İSO 500 sonuçlarının, sanayinin zorlu bir yılı güçlü performansla tamamladığının kanıtı niteliğinde olduğuna işaret eden Bahçıvan, sanayi devlerinin birçok temel göstergede azımsanmayacak iyileşmelere imza attığını belirterek, “Öte yandan gerek küresel ve yerel ölçekteki birçok makro gösterge ve gelişme, 2023’ün sanayicilere çok daha zorlu koşullar sunduğunu bize gösteriyor. Bu sürecin etkilerini önümüzdeki yıl açıklayacağımız 2023 yılı İSO 500 sonuçlarında görmemiz şaşırtıcı olmayacaktır” diye konuştu.
“İvme kaybı kaçınılmaz”
Küresel ekonomide sıkılaşan para politikalarının etkilerini gecikmeli olarak görmeye başladıklarını dile getiren Bahçıvan, sözlerini şöyle sürdürdü: “Küresel görünümün ihracat açısından belirgin bir iyimserlik sunduğunu söylemek zor. Yurt içi gelişmelere bakacak olursak, özellikle bu yılın ikinci yarısından itibaren, enflasyon ve cari açık gibi temel makro kırılganlıklarımıza karşı bir mücadele döneminin başlangıcındayız. Bu doğrultuda atılan adımlar kaçınılmaz olarak büyümede bir ivme kaybına yol açacak. İSO Türkiye İmalat PMI’ın yılın ikinci yarısıyla birlikte daralma bölgesine düşmüş olması da bunu teyit ediyor. Diğer yandan Merkez Bankamızın, Haziran’dan itibaren başlattığı sıkılaştırma sürecine bağlı olarak piyasa faizlerinde de sert yükselişler, tüketici kredi faizlerinin artması tüketim eğilimini azaltacaktır.

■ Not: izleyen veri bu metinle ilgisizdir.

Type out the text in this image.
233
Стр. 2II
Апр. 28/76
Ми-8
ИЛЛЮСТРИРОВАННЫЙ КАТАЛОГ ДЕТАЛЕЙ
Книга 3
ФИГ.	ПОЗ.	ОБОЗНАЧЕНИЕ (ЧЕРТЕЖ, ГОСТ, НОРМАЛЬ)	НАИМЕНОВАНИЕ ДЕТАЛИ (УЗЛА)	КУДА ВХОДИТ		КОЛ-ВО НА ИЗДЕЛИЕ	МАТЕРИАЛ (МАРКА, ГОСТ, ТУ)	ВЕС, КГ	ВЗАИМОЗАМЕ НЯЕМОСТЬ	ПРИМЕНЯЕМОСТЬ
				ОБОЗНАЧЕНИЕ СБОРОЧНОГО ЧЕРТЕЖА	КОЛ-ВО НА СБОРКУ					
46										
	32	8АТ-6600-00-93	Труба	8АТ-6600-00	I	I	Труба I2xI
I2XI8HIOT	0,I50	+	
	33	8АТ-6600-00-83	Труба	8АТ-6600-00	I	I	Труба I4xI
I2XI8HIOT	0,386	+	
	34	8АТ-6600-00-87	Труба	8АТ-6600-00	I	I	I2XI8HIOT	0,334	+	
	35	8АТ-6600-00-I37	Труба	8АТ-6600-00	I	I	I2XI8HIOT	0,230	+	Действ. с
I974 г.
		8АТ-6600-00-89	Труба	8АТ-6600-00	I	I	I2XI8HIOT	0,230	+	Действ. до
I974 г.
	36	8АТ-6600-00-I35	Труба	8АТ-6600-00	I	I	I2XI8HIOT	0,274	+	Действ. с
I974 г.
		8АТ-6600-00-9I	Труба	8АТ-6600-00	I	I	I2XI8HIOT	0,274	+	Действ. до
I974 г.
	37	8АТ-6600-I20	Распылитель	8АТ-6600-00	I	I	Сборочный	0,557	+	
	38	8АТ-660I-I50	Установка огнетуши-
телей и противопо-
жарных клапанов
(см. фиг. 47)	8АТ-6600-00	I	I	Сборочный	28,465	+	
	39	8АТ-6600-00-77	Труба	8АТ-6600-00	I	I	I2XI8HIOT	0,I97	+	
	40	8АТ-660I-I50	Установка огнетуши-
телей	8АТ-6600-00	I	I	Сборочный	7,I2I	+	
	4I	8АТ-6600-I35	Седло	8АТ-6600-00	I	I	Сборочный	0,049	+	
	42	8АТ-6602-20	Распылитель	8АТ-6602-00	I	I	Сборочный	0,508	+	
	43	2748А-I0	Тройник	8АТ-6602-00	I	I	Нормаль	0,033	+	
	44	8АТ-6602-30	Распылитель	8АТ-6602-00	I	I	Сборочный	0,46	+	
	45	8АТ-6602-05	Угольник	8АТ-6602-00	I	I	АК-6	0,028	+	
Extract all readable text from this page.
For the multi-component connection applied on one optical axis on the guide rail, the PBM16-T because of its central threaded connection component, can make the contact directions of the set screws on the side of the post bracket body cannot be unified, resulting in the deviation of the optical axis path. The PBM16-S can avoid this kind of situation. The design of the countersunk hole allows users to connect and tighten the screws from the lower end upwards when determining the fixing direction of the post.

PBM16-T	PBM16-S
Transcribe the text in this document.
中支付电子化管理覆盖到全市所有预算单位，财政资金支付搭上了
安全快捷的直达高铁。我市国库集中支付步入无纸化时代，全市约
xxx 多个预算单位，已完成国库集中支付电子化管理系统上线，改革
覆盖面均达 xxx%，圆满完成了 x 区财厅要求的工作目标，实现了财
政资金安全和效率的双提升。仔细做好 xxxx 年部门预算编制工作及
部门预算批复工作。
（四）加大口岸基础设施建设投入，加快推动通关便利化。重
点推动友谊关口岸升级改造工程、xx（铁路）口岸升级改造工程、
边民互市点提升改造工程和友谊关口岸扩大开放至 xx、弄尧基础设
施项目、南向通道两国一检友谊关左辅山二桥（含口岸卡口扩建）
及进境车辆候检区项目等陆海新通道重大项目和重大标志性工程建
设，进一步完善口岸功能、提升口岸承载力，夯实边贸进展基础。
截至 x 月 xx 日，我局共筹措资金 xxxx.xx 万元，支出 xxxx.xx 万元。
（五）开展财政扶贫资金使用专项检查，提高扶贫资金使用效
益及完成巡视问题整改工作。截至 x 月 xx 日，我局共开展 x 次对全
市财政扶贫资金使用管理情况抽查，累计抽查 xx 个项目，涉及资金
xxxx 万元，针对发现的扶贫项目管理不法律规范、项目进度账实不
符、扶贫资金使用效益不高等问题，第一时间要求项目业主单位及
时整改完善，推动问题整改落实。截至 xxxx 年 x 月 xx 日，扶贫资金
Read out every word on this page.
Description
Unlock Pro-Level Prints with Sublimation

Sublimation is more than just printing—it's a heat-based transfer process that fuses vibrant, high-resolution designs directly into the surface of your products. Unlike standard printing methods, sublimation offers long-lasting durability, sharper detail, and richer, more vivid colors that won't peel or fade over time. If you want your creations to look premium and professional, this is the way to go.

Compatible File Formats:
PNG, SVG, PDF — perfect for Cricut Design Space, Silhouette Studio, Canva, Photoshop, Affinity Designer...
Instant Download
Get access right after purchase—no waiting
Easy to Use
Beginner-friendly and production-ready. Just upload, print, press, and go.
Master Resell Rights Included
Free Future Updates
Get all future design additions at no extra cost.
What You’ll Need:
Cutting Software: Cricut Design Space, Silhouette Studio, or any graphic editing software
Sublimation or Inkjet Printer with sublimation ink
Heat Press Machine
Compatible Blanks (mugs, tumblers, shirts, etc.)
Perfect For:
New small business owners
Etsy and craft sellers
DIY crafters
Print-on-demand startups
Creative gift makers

Dolayısıyla bu da ihracatın geriye çekildiği bir dönemde, sanayi üretimini destekleyen güçlü iç talebin de bir miktar zayıflamasına neden olacaktır.”
“Finansman maliyetleri 2023 verilerine yansıyacak”
Faiz artırım sürecinin bir başka çıktısının, bir süredir etkileri görülen sanayicinin finansman maliyetlerindeki belirgin artış olacağını vurgulayan Erdal Bahçıvan, tüm bu unsurların 2023 İSO 500 araştırma sonuçlarında satış performansı, finansman maliyetleri, ihracat ve kaynak yapısı gibi göstergelere olumsuz yansımasının şaşırtmayacağını kaydetti. İSO 500 verilerinin, sanayicilerin Türkiye’nin geleceğine olan inancının bir göstergesi olarak da kabul edilmesi gerektiğini savunan Bahçıvan, sözlerini şöyle tamamladı: “Bu inancın ve azmin azalmadan devam edebilmesi için sanayicimizin, üretim hayatımızın en büyük ihtiyacı finansal istikrardır. Bu bağlamda, her fırsatta dile getirdiğimiz sürdürülebilir ve nitelikli büyüme için gerekli olan finansal istikrarın yeniden tesisi doğrultusunda ekonomi yönetimi tarafından atılan adımları önemli buluyoruz. Bu nedenle hepimizin beklediği ve Oda olarak da destek verdiğimiz, üzerinde özenli bir çalışma yapılarak kısa süre önce açıklanan Orta Vadeli Programı çok önemsiyoruz. Kararlılıkla uygulanmasını beklediğimiz OVP’nin başarısının, ülkemizin uzun süredir ihtiyaç duyduğu dış kaynak akışını da sağlayacağına inanıyorum.”